Monday, June 11, 2007

Sopranos, cut to black

Well, I just finished watching sopranos and i've only read the LATimes review of it. I gotta say prior to watching it, i was somewhat expecting a climactic ending after all the hullaballoo for the last year but was sure that it could go bust with anticlimacticism. After all the best television series enders I've seen were Newhart, with MASH being a close second, and Magnum PI falling in there somewhere.

I finished and called the freshly annointed bday girl and wanted to powwow about it. i gotta say, i didn't shriek at the final cut. I was expressively nervous with the buildup of tension and the sort of people walking into the diner and the closeups of meadows car hitting the curb knowing on my OnDemand timer that it was almost over. But I gotta say, David Chase, owes us nothing. It's his television as art and a fitting end to a saga that american entertainment has often revered. We got a long 8 season 10 year snapshot into the workings of a sometimes thought, dying profession in America, the mafia. It was beautifully done, tied back to the beginning and left one to ponder "what the hell!" Good i say. We saw Tony's family happily enjoying a meal in peace with his family, but obviously personally conflicted with being in public. We've seen him for sometime knowing that he has to watch over his shoulder and know now that he is constantly going to have to. His wife loves him and sticks by him, accepting her role as a mob boss' wife. His daughter futifully (at this point in her life maturely) accepts her role and goes into a field that should keep the heat on another stove while exposing the plight of her heritage and others. AJ, the pissant of a son finally moves into an area after literally, an explosive breakthrough, to realize he has a lot of options that his place in the family can offer. He is at a selfish age of discovery of the world and self, but still highly immature. The trappings of a priveleged life provide that for him. All other characters seem to go the way they should however unresolved as that may seem. But the final episode gave us enough violence to think that we would be satiated, but then took it another step while showing the twin infants while Phils' head was popped under the weight of his own car (perhaps, we had already seen the foreshadowing/symbolism to this necessary event).

I haven't dived deeply into the sheer amount of symbolism yet as far as the music, and the FBI, and the cat vs christopher or even the obvious Jr. Soprano, but that might be something i do internally or to the chagrin of my roommates. Either way, i'm a junky for reading into television when its good, (ie.-LOST), as the Sopranos is in a league of it's own in our media conscience.
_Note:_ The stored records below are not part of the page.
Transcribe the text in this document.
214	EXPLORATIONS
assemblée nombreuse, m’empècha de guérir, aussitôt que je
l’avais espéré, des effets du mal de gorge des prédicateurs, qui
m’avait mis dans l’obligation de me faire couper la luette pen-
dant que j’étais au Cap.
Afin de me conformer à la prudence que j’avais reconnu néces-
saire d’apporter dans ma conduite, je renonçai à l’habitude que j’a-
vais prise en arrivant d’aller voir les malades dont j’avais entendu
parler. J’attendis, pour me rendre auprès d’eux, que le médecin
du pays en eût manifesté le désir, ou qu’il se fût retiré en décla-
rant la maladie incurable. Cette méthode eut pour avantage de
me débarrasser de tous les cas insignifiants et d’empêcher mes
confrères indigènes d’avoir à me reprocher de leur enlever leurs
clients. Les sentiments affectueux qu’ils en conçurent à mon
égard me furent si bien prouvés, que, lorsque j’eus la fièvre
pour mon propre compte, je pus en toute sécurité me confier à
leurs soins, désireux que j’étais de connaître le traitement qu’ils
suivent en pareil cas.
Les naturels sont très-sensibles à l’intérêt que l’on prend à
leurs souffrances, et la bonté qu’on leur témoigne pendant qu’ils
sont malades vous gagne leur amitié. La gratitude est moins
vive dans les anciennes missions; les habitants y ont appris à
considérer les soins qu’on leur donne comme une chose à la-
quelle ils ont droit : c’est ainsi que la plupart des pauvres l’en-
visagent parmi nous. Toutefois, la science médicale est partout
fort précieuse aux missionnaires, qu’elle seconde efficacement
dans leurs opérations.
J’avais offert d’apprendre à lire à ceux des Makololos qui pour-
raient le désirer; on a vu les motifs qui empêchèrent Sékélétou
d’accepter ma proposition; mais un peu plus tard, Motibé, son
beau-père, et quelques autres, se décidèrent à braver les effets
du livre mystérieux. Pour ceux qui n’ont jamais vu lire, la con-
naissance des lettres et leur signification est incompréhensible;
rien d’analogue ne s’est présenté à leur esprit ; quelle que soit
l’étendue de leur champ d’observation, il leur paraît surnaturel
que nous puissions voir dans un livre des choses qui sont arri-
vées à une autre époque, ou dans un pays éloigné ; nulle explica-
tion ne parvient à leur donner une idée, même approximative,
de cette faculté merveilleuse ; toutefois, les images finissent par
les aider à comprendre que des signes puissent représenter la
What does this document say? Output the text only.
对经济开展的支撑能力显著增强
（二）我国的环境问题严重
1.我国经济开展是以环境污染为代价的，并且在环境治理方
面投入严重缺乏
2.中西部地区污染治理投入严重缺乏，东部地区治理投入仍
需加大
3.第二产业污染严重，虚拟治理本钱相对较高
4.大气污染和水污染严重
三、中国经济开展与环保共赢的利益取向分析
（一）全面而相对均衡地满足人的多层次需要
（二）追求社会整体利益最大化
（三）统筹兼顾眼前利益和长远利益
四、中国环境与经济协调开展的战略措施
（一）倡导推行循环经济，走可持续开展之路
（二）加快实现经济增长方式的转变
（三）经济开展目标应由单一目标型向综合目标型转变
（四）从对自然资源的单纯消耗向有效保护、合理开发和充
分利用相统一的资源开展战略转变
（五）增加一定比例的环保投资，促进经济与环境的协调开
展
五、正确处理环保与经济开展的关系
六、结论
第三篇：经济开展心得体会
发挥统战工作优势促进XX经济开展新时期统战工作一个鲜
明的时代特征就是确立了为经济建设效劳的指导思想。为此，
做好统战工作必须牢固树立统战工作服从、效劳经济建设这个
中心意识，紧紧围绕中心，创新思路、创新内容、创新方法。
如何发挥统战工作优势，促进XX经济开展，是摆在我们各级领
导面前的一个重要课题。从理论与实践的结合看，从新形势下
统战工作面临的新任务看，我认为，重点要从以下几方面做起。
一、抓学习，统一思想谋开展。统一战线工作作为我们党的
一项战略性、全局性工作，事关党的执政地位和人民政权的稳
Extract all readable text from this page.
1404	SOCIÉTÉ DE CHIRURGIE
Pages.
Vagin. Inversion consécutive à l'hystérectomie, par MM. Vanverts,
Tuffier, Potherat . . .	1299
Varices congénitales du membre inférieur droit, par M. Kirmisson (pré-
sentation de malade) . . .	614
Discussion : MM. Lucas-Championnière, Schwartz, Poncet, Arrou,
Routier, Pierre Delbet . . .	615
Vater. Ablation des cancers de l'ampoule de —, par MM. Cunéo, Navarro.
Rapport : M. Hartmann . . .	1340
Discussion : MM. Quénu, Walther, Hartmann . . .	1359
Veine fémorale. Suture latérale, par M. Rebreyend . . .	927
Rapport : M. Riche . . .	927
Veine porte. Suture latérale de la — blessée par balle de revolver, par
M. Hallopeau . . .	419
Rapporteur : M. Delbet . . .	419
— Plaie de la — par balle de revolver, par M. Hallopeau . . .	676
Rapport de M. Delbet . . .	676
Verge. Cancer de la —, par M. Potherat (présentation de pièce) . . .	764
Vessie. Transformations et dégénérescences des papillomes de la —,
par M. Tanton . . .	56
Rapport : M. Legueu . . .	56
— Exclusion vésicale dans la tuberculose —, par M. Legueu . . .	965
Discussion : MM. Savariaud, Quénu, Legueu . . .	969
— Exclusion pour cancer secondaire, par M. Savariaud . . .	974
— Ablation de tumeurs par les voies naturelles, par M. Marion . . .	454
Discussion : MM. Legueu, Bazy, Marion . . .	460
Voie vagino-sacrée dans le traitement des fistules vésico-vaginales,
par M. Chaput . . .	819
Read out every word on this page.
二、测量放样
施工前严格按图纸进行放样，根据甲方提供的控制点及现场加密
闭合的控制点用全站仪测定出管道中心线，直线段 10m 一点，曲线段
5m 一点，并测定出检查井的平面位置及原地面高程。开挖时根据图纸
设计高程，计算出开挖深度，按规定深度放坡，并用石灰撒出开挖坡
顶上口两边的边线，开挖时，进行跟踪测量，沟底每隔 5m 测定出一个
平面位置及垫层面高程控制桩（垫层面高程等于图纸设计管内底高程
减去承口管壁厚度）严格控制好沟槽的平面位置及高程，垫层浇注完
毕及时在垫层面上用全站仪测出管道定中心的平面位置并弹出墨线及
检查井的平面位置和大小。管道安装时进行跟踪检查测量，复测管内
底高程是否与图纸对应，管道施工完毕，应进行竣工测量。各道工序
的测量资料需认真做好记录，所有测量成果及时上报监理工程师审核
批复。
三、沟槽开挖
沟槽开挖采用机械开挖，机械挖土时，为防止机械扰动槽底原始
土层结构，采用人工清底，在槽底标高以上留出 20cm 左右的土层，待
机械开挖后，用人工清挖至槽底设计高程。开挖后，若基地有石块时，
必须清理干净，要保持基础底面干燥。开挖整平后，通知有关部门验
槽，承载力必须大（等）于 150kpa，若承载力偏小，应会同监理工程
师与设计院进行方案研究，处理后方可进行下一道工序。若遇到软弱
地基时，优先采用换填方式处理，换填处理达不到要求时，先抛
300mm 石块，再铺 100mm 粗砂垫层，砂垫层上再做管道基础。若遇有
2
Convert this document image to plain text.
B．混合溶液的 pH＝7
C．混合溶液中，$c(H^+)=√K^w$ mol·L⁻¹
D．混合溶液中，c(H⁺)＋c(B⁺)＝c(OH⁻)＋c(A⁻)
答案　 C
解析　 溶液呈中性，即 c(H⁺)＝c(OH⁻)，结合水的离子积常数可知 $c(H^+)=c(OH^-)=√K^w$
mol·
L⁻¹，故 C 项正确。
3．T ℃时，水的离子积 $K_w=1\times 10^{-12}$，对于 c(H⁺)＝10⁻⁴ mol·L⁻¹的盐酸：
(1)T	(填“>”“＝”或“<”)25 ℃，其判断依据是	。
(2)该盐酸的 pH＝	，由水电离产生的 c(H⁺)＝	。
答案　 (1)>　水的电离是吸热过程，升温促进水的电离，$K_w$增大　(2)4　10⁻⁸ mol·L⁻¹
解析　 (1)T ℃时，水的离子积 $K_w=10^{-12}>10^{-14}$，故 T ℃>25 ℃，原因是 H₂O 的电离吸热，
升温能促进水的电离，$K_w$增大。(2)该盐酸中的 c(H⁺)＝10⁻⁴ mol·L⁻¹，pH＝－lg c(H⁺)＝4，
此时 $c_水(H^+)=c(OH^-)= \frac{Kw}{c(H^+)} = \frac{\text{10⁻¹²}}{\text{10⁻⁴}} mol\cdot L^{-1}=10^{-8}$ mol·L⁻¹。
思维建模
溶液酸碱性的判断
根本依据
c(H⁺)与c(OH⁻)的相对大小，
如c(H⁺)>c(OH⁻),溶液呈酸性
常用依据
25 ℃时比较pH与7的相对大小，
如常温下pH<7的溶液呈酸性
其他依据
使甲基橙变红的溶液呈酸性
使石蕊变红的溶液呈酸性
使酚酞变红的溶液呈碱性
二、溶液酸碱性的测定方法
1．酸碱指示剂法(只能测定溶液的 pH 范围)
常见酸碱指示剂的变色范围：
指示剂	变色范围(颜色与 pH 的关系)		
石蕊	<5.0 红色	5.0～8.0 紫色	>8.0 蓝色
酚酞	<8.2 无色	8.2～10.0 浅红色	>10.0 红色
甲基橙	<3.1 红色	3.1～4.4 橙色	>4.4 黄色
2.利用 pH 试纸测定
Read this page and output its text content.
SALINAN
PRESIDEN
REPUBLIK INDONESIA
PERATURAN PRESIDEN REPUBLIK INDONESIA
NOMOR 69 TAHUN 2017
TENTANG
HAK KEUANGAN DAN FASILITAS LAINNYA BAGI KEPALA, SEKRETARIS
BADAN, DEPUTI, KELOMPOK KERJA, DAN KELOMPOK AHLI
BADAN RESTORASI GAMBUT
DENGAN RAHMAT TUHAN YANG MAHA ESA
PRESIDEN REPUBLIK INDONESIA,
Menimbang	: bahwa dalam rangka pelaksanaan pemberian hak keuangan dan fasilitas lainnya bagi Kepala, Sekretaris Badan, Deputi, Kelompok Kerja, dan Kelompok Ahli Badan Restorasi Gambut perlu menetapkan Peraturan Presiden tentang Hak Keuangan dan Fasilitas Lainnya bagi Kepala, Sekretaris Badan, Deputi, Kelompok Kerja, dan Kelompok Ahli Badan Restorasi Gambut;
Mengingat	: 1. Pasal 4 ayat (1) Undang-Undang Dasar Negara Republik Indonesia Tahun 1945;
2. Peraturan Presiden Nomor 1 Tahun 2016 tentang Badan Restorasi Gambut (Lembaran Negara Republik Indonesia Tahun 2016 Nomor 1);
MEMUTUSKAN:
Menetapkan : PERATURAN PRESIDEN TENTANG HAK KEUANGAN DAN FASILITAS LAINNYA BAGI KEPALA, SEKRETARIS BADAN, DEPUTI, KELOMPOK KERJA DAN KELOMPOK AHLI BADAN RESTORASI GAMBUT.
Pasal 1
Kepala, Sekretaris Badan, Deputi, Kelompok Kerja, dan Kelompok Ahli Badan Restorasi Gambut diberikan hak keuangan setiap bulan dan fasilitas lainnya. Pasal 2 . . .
I say good for fucking you David Chase, it kicked ass, and left people thinking. I am. I appreciate that series and what it's done for television, and the cosa nostra. It was even godfatheresque if i dare say (parts 1 and 2;3 blew donkey dick). Ms Bday even brought up the closing of Godfather1 where the door literally closed on Kate (and us as viewers-for the time being) and left her to contemplate what she had gotten herself into.

To close, i say it was masterful, kudos from a self described film snob.